Posttraumatic stress symptoms (PTSS) are common among breast cancer survivors. However, the association and the underlying mediating mechanism between psychosocial factors and PTSS were rarely investigated among breast cancer survivors. Previous studies have suggested the importance of emotional expression in cancer survivors’ PTSS. This study examined the association between ambivalence over emotional expression (AEE; defined as the conflict between the desire to express feelings and the fear of its consequences) and PTSS, and proposed intrusive thoughts as the mediators in such an association. We tested this proposed mediation model among Chinese breast cancer survivors whose culture discourages emotional expression.

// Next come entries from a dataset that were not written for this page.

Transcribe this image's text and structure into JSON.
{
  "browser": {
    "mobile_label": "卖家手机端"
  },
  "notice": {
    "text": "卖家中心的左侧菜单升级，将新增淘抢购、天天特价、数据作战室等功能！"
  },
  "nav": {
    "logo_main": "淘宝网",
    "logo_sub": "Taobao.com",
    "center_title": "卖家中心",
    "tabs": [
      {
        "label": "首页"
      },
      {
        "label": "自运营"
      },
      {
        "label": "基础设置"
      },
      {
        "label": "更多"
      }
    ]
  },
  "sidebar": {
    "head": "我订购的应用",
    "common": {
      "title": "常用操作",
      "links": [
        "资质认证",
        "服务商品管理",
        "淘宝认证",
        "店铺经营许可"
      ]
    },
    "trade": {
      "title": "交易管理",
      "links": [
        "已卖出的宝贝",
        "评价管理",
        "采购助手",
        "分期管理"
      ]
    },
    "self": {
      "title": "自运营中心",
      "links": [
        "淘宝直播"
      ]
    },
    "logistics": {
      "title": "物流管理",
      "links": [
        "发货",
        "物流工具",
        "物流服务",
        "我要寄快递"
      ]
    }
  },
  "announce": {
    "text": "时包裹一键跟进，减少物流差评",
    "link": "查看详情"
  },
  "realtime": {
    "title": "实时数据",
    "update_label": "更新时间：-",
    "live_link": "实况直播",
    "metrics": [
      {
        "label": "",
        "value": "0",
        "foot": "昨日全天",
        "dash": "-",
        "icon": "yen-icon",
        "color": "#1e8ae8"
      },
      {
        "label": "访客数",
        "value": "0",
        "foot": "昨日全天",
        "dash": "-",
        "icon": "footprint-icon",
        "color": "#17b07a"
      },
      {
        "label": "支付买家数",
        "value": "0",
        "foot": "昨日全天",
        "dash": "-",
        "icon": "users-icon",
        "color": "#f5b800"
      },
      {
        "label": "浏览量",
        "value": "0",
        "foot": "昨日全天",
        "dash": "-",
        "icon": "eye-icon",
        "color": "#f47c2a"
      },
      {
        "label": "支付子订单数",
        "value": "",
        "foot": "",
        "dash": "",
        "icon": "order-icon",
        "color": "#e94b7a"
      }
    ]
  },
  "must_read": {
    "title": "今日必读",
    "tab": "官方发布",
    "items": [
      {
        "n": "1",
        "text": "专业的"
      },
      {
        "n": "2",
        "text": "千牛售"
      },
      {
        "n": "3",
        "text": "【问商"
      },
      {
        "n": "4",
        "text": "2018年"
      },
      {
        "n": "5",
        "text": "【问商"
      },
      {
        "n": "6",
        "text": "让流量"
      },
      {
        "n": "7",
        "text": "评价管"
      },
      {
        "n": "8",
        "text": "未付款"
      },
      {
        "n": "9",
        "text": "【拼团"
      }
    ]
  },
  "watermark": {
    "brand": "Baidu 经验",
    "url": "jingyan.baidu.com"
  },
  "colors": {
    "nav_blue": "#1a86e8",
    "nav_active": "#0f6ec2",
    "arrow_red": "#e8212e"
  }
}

Participants were 118 Chinese-speaking breast cancer survivors in the USA, who were diagnosed with breast cancer of stages 0-III within the past 5 years. They completed questionnaires measuring their levels of AEE, PTSS, and intrusive thoughts.


AEE was positively associated with intrusive thoughts (r = 0.43, p < 01), which were positively associated with the arousal and avoidance subscales of PTSS (r = 0.68 and r = 0.62, respectively, p < .01). Path analysis supported a partial mediation model with an indirect effect from AEE to the latent variable of PTSS (with both arousal and avoidance as indicators) via intrusive thoughts (β = 0.29; 95% CI= 0.18, 0.42) and the direct effect from AEE to the latent variable of PTSS (β = 0.21, 95% CI = 0.07, 0.35), all p < .001.


Those who are highly ambivalent about emotion expression tend to have higher PTSS, and this may be partially due to the lack of opportunities to discuss emotional events, thereby increasing the repetitive cancer-related negative thoughts. Intervention for PTSS should consider helping cancer patients to develop adaptive emotional regulation strategies to reduce the detrimental effects of cancer-related intrusive thoughts.